The web frontend also provides a REST API:

# Generate speech
curl -X POST http://localhost:53286/generate \
  -H "Content-Type: application/json" \
  -d '{
    "text": "Hello world!",
    "voice": "af_heart",
    "language": "a",
    "speed": 1.0
  }'

# Check status
curl http://localhost:53286/status

# Health check
curl http://localhost:53286/health

🎨 Customization

Web Frontend Styling

Edit templates/index.html to customize colors, layout, and add features.

Desktop GUI Appearance

Modify gui_app.py to change the window size, layout, fonts, and colors.

Adding New Voices

To add new voices, update the voices dictionary in both app.py (web) and gui_app.py (desktop).

🐛 Troubleshooting

  1. "Kokoro TTS is not available" / "No module named 'kokoro'"

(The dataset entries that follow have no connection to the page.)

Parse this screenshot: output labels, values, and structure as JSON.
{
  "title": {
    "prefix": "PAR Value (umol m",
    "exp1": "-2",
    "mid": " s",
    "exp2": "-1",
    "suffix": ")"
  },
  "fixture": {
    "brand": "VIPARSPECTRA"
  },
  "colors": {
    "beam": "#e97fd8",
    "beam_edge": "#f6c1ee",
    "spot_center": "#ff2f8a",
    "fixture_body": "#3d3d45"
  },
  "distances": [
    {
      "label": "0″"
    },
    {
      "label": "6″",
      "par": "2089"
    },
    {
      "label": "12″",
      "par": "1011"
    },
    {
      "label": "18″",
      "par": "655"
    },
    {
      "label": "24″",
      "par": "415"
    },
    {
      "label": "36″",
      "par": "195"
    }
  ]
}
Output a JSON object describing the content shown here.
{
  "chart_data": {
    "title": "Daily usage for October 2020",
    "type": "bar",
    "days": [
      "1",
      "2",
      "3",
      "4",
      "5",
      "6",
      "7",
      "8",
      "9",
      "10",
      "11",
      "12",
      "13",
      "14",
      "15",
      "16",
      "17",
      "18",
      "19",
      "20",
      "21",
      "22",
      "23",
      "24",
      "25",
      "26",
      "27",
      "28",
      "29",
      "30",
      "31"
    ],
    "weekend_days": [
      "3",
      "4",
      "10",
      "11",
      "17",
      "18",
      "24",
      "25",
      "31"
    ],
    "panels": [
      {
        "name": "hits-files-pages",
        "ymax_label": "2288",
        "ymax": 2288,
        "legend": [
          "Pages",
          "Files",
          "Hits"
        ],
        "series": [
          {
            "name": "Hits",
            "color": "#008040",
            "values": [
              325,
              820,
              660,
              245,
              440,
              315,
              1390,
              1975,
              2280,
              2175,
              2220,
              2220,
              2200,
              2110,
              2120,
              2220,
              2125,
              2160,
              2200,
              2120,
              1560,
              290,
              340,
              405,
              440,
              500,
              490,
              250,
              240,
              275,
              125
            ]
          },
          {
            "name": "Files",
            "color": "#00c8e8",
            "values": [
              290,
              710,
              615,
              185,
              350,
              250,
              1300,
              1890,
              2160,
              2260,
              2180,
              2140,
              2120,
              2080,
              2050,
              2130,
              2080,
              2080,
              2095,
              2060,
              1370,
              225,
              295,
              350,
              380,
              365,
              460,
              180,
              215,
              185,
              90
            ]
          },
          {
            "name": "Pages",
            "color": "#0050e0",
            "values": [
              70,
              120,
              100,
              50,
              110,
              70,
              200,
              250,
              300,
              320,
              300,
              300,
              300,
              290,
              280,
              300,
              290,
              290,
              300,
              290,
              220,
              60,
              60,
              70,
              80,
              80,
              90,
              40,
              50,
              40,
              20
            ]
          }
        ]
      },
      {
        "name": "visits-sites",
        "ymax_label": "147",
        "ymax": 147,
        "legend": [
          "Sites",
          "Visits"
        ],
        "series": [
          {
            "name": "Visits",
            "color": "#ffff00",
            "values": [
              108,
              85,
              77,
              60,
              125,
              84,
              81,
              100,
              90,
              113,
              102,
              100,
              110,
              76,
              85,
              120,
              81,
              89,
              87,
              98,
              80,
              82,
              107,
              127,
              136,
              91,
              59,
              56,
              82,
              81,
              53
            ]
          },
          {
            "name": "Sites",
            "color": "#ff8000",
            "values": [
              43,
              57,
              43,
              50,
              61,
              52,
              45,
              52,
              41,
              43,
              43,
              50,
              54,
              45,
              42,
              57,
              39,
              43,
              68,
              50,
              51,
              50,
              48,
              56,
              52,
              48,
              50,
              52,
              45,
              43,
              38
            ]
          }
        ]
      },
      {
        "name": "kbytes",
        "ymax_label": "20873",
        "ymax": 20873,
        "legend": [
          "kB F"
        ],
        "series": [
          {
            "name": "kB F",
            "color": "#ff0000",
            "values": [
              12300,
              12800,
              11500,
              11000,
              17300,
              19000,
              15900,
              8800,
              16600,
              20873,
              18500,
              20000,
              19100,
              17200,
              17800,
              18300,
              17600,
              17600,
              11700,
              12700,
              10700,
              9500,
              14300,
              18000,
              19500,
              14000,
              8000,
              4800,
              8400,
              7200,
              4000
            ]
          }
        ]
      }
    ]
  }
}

    • Ensure your virtual environment is active (source .venv/bin/activate).
    • Re-run pip install -r requirements.txt.
  2. "No module named 'tkinter'" (Desktop GUI)

    • Install the tk package using your system's package manager (see prerequisites).
  3. Port already in use (Web Frontend)

    • Change the port in app.py: app.run(host='0.0.0.0', port=YOUR_PORT)
    • Or stop the existing process using that port.